Cast: Jack Lemmon (Shelley Levene), Al Pacino (Ricky Roma), Alec Baldwin (Blake), Alan Arkin (George), Ed Harris (Dave), Kevin Spacey (John Williamson)
Writer: David Mamet (play & screenplay)
Director: James Foley
With a cast made up by Jack Lemmon, Al Pacino, Alec Baldwin, Kevin Spacey, Ed Harris and Alan Arkin, there is little that can go wrong.
Adapted from a play of the same name, Glengarry Glen Ross feels very much like a theatrical piece, limited to a handful of sets and driven by characters with large personalities, the kind that make for perfect salesmen and convincing theater actors.
Among the performances, which are all of the highest quality, Jack Lemmon delivers the film’s best as Shelley Levene. He combines the largesse and charisma of a real state salesman that is desperate to close deals, and the stress of a man who must continue to provide for his family. Of the group, Shelley is also the most complex character, defined not just by greed and competition, but by an underlying sense of responsibility to his family that drives him over the edge. His eyes are not only filled with frustration and fear, but they are also filled with sadness, as if his life depended exclusively on his professional success.
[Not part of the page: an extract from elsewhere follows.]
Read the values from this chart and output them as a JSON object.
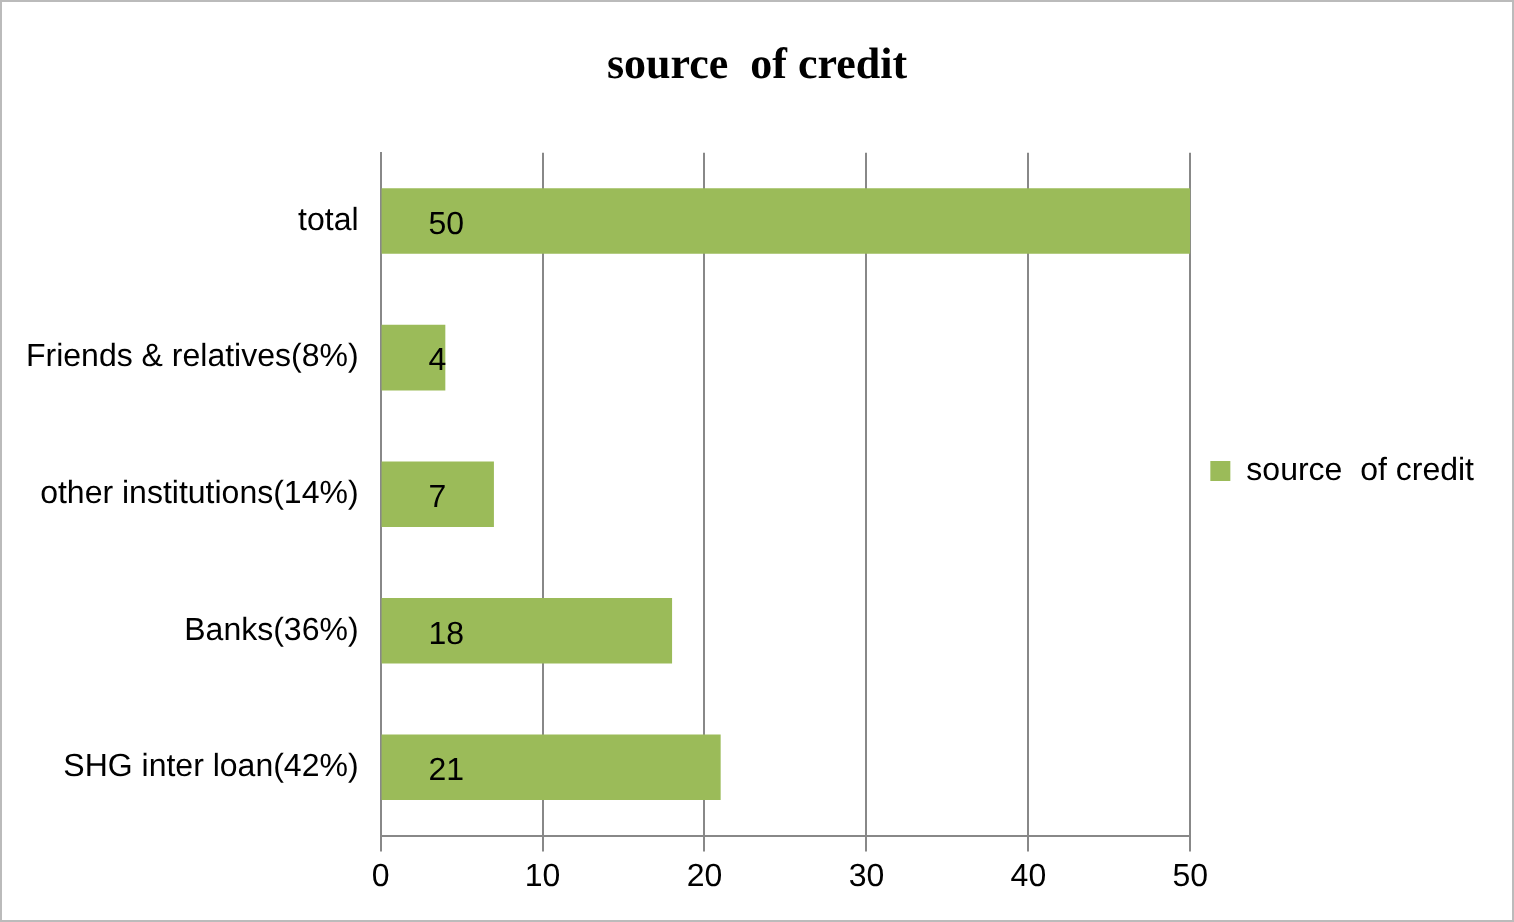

Without a single woman to counterbalance these men on screen, the film exudes manliness. Though there is plenty of comradery, these group of salesmen are sharks, looking after their own interests and willing to bend a rule or two to come out on top. As much as it is about their livelihoods, the struggle they face within a 24-hour period is also about their manhood. Can they demonstrate they still got it? Which one will be the man’s man at the end of the day?
In this age of Wall Street and unbridled capitalism, the film is a sobering take on a microcosm of society that is exclusively driven by money. These salesmen, who are all very different people, behave as extensions of their bank accounts, measured as men by the amount of deals they have been able to close.
Glengarry Glen Ross is also driven by a confident script. Almost every line is meant to hold on its own, supported on the charisma of the performers. It is no surprise the film has endured in time as a collection of one-liners and rapid-fire exchanges. There is plenty of material for each character to leave a mark, even for those with considerably less screen time. There is, for instance, the hilarious solo opener by Alec Baldwin, or the now famous exchange between Kevin Spacey and Jack Lemmon towards the end of the film (would you go to lunch?)
Glengarry Glen Ross is perhaps the best film that has ever been made about real estate salesmen, and one of the best displays by an ensemble of actors ever put on the big screen.